If you read my blog regularly, you know that I tutor a home-schooled nine-year-old boy who has high-functioning autism. Tom does well with math board games, tactile learning aids such as the Fractions Tower, and any math activity that involves movement. As long as I change up the lesson plan every week, I can hold his attention for at least 50 minutes, and on a good day we can make it to an hour. He is making great progress, but I’m always looking for ways to amp up his math learning experience.

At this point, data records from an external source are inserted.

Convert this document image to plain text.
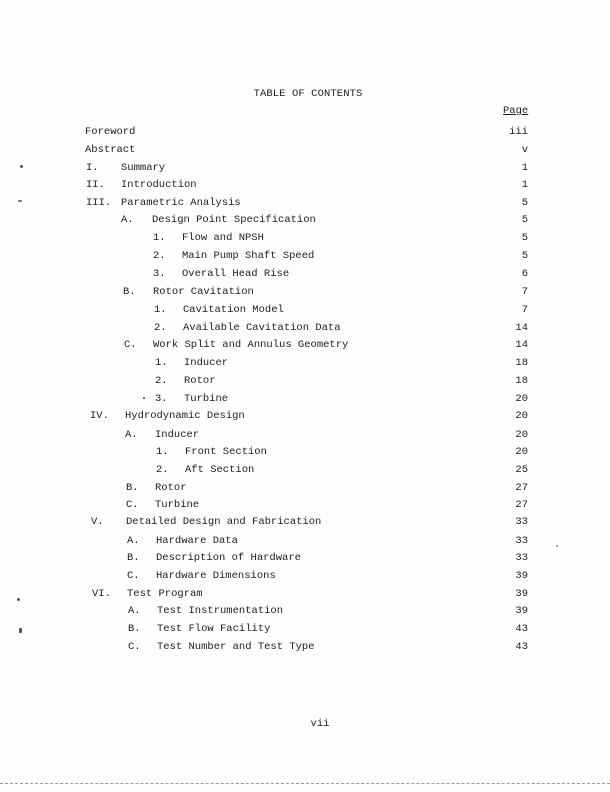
TABLE OF CONTENTS
Page
Foreword	iii
Abstract	v
I. Summary	1
II. Introduction	1
III. Parametric Analysis	5
A. Design Point Specification	5
1. Flow and NPSH	5
2. Main Pump Shaft Speed	5
3. Overall Head Rise	6
B. Rotor Cavitation	7
1. Cavitation Model	7
2. Available Cavitation Data	14
C. Work Split and Annulus Geometry	14
1. Inducer	18
2. Rotor	18
3. Turbine	20
IV. Hydrodynamic Design	20
A. Inducer	20
1. Front Section	20
2. Aft Section	25
B. Rotor	27
C. Turbine	27
V. Detailed Design and Fabrication	33
A. Hardware Data	33
B. Description of Hardware	33
C. Hardware Dimensions	39
VI. Test Program	39
A. Test Instrumentation	39
B. Test Flow Facility	43
C. Test Number and Test Type	43
vii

Tom is one of the world’s youngest da Vinci fans, but before I began working with him his admiration was limited to Leonardo’s art. He didn’t know that the Renaissance artist was also a talented inventor. The day we constructed a da Vinci parachute out of paper (we used it to practice measuring with a ruler and computing perimeter and area), Tom got really excited. Around that time, I also brought him an outdoor thermometer, a clipboard, and a datasheet on which to record the temperature over a one-month period. The next week he asked me who had invented the thermometer. I told him it was Galileo. His next question was, “What else did he invent?” I came up with “a better telescope” and I promised to research his other works. Then came the holiday break and we skipped a session. During that time, I went with a friend to our favorite thrift store and found myself digging through bin after bin of used children’s books. There were some great finds, including a Lego sticker book, but the real treasure was an old edition of Barron’s Science Wizardry for Kids … only 50 cents! That’s when it dawned on me—I should incorporate a science activity into every tutoring session with Tom. It would spark his natural curiosity and give him more opportunities to see math in action.

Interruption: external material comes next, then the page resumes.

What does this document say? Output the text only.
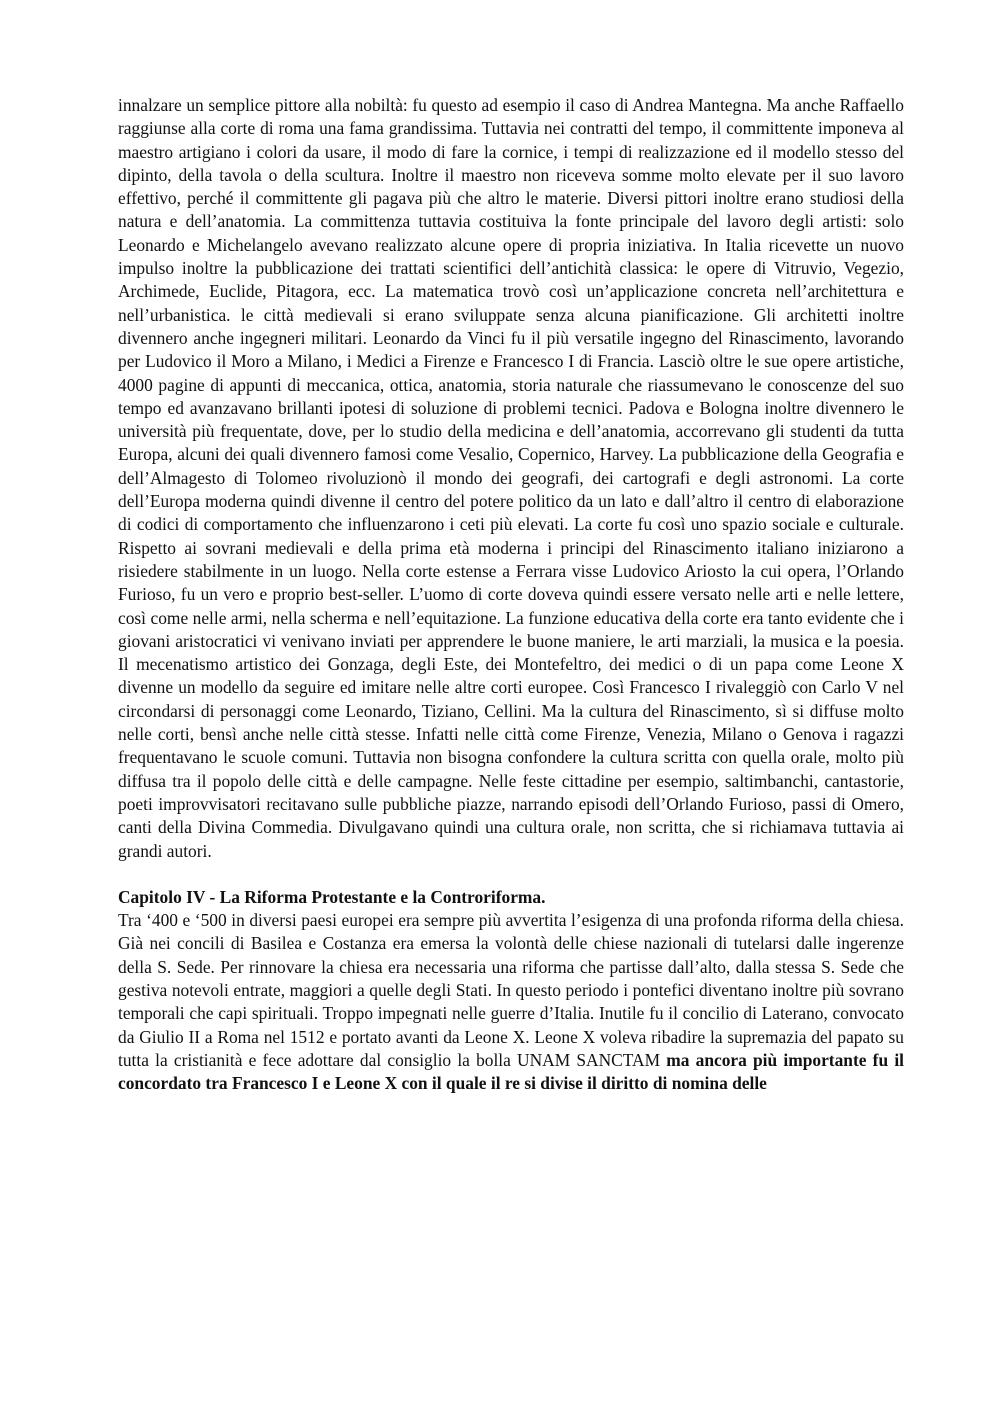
innalzare un semplice pittore alla nobiltà: fu questo ad esempio il caso di Andrea Mantegna. Ma anche Raffaello raggiunse alla corte di roma una fama grandissima. Tuttavia nei contratti del tempo, il committente imponeva al maestro artigiano i colori da usare, il modo di fare la cornice, i tempi di realizzazione ed il modello stesso del dipinto, della tavola o della scultura. Inoltre il maestro non riceveva somme molto elevate per il suo lavoro effettivo, perché il committente gli pagava più che altro le materie. Diversi pittori inoltre erano studiosi della natura e dell’anatomia. La committenza tuttavia costituiva la fonte principale del lavoro degli artisti: solo Leonardo e Michelangelo avevano realizzato alcune opere di propria iniziativa. In Italia ricevette un nuovo impulso inoltre la pubblicazione dei trattati scientifici dell’antichità classica: le opere di Vitruvio, Vegezio, Archimede, Euclide, Pitagora, ecc. La matematica trovò così un’applicazione concreta nell’architettura e nell’urbanistica. le città medievali si erano sviluppate senza alcuna pianificazione. Gli architetti inoltre divennero anche ingegneri militari. Leonardo da Vinci fu il più versatile ingegno del Rinascimento, lavorando per Ludovico il Moro a Milano, i Medici a Firenze e Francesco I di Francia. Lasciò oltre le sue opere artistiche, 4000 pagine di appunti di meccanica, ottica, anatomia, storia naturale che riassumevano le conoscenze del suo tempo ed avanzavano brillanti ipotesi di soluzione di problemi tecnici. Padova e Bologna inoltre divennero le università più frequentate, dove, per lo studio della medicina e dell’anatomia, accorrevano gli studenti da tutta Europa, alcuni dei quali divennero famosi come Vesalio, Copernico, Harvey. La pubblicazione della Geografia e dell’Almagesto di Tolomeo rivoluzionò il mondo dei geografi, dei cartografi e degli astronomi. La corte dell’Europa moderna quindi divenne il centro del potere politico da un lato e dall’altro il centro di elaborazione di codici di comportamento che influenzarono i ceti più elevati. La corte fu così uno spazio sociale e culturale. Rispetto ai sovrani medievali e della prima età moderna i principi del Rinascimento italiano iniziarono a risiedere stabilmente in un luogo. Nella corte estense a Ferrara visse Ludovico Ariosto la cui opera, l’Orlando Furioso, fu un vero e proprio best-seller. L’uomo di corte doveva quindi essere versato nelle arti e nelle lettere, così come nelle armi, nella scherma e nell’equitazione. La funzione educativa della corte era tanto evidente che i giovani aristocratici vi venivano inviati per apprendere le buone maniere, le arti marziali, la musica e la poesia. Il mecenatismo artistico dei Gonzaga, degli Este, dei Montefeltro, dei medici o di un papa come Leone X divenne un modello da seguire ed imitare nelle altre corti europee. Così Francesco I rivaleggiò con Carlo V nel circondarsi di personaggi come Leonardo, Tiziano, Cellini. Ma la cultura del Rinascimento, sì si diffuse molto nelle corti, bensì anche nelle città stesse. Infatti nelle città come Firenze, Venezia, Milano o Genova i ragazzi frequentavano le scuole comuni. Tuttavia non bisogna confondere la cultura scritta con quella orale, molto più diffusa tra il popolo delle città e delle campagne. Nelle feste cittadine per esempio, saltimbanchi, cantastorie, poeti improvvisatori recitavano sulle pubbliche piazze, narrando episodi dell’Orlando Furioso, passi di Omero, canti della Divina Commedia. Divulgavano quindi una cultura orale, non scritta, che si richiamava tuttavia ai grandi autori.

Capitolo IV - La Riforma Protestante e la Controriforma.

Tra ‘400 e ‘500 in diversi paesi europei era sempre più avvertita l’esigenza di una profonda riforma della chiesa. Già nei concili di Basilea e Costanza era emersa la volontà delle chiese nazionali di tutelarsi dalle ingerenze della S. Sede. Per rinnovare la chiesa era necessaria una riforma che partisse dall’alto, dalla stessa S. Sede che gestiva notevoli entrate, maggiori a quelle degli Stati. In questo periodo i pontefici diventano inoltre più sovrano temporali che capi spirituali. Troppo impegnati nelle guerre d’Italia. Inutile fu il concilio di Laterano, convocato da Giulio II a Roma nel 1512 e portato avanti da Leone X. Leone X voleva ribadire la supremazia del papato su tutta la cristianità e fece adottare dal consiglio la bolla UNAM SANCTAM ma ancora più importante fu il concordato tra Francesco I e Leone X con il quale il re si divise il diritto di nomina delle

I wanted to run the idea by his mom, but I figured she’d like it, so I showed up for this week’s session with a homemade sundial in my book bag. She immediately gave the green light, and at the end of the hour, we did our regular “time” activity … Tom told me the time from a digital clock and he set the hands on a cardboard clock to match … then we headed outside. I showed him how to find north with the compass. Then we aligned the sundial with a north-south line and I explained how the shadow on the sundial indicates the time of day based the position of the sun. (Thank goodness it was sunny!) Tom was so excited that he couldn’t wait to show his parents the compass and sundial.

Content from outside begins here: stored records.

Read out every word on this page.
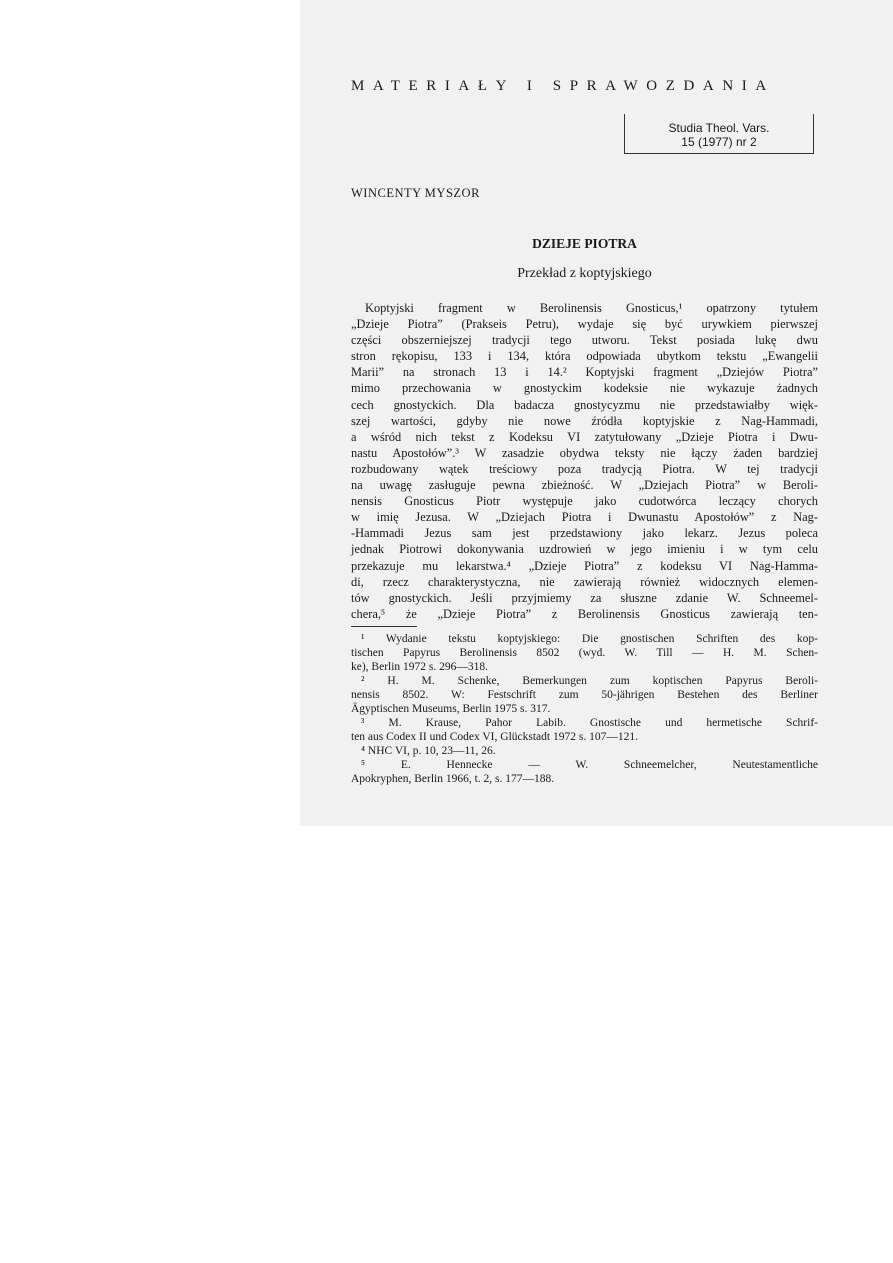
MATERIAŁY I SPRAWOZDANIA
Studia Theol. Vars.
15 (1977) nr 2
WINCENTY MYSZOR
DZIEJE PIOTRA
Przekład z koptyjskiego
Koptyjski fragment w Berolinensis Gnosticus,¹ opatrzony tytułem
„Dzieje Piotra” (Prakseis Petru), wydaje się być urywkiem pierwszej
części obszerniejszej tradycji tego utworu. Tekst posiada lukę dwu
stron rękopisu, 133 i 134, która odpowiada ubytkom tekstu „Ewangelii
Marii” na stronach 13 i 14.² Koptyjski fragment „Dziejów Piotra”
mimo przechowania w gnostyckim kodeksie nie wykazuje żadnych
cech gnostyckich. Dla badacza gnostycyzmu nie przedstawiałby więk-
szej wartości, gdyby nie nowe źródła koptyjskie z Nag-Hammadi,
a wśród nich tekst z Kodeksu VI zatytułowany „Dzieje Piotra i Dwu-
nastu Apostołów”.³ W zasadzie obydwa teksty nie łączy żaden bardziej
rozbudowany wątek treściowy poza tradycją Piotra. W tej tradycji
na uwagę zasługuje pewna zbieżność. W „Dziejach Piotra” w Beroli-
nensis Gnosticus Piotr występuje jako cudotwórca leczący chorych
w imię Jezusa. W „Dziejach Piotra i Dwunastu Apostołów” z Nag-
-Hammadi Jezus sam jest przedstawiony jako lekarz. Jezus poleca
jednak Piotrowi dokonywania uzdrowień w jego imieniu i w tym celu
przekazuje mu lekarstwa.⁴ „Dzieje Piotra” z kodeksu VI Nag-Hamma-
di, rzecz charakterystyczna, nie zawierają również widocznych elemen-
tów gnostyckich. Jeśli przyjmiemy za słuszne zdanie W. Schneemel-
chera,⁵ że „Dzieje Piotra” z Berolinensis Gnosticus zawierają ten-
¹ Wydanie tekstu koptyjskiego: Die gnostischen Schriften des kop-
tischen Papyrus Berolinensis 8502 (wyd. W. Till — H. M. Schen-
ke), Berlin 1972 s. 296—318.
² H. M. Schenke, Bemerkungen zum koptischen Papyrus Beroli-
nensis 8502. W: Festschrift zum 50-jährigen Bestehen des Berliner
Ägyptischen Museums, Berlin 1975 s. 317.
³ M. Krause, Pahor Labib. Gnostische und hermetische Schrif-
ten aus Codex II und Codex VI, Glückstadt 1972 s. 107—121.
⁴ NHC VI, p. 10, 23—11, 26.
⁵ E. Hennecke — W. Schneemelcher, Neutestamentliche
Apokryphen, Berlin 1966, t. 2, s. 177—188.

That is how learning should be—exciting—for both the student and the teacher, and every student learns better when the lesson involves his own interests. I can’t wait to peruse the Science Wizardry book for next week’s science lesson, and soon we’ll have enough temperature data to start creating graphs. My new mantra is “Math and science can be fun!”
Post note: It turns out that Galileo did not invent the first thermometer, but he did create one that was much more accurate than earlier designs. His other inventions include a hydrostatic balance and the first pendulum clock, in addition to the improved telescope design.